Let's go back to Duke Ellington annonce Leila Olivesi. En fait, " Take the A train " est une composition de Billy Strayhorn, devenue l'indicatif du grand orchestre de Duke Ellington. Même les Rolling Stones l'utilisèrent pour ouvrir leurs concerts. Sûrement à la demande de leur batteur Charlie Watts, un fou de Jazz, récemment décédé.

Pour finir, " Moanin " d' Art Blakey & The Jazz Messengers. Une autre composition du pianiste Bobby Timmons. Leila Olivesi implique le public et sépare la salle en 2 pour chanter " Oh Lord " en réponse à la phrase du piano selon le vieux principe des musiques traditionnelles du " Call and Answer " ( " Chjam'è rispondi " dans le chant corse, antiphonie dans la musique dite classique, Coro Pregon dans la musique cubaine, système utilisé aussi dans la musique africaine, la Cumbia colombienne...).

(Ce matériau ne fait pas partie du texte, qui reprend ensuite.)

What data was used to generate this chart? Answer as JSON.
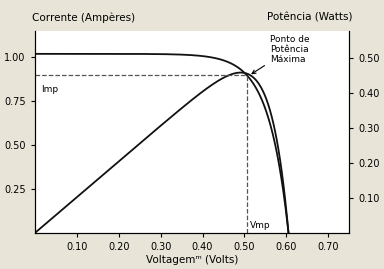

Après tout, il s'agit d'une sorte de Gospel. Quoiqu'impie et masqué, je chante aussi. Donald Kontomanou distribue les pains à la batterie en fidèle disciple d'Art Blakey.

Je suis déçu en bien, comme disent les Suisses, tant par le lieu que par le public. La musique est au niveau que j'attendais de tels musiciens.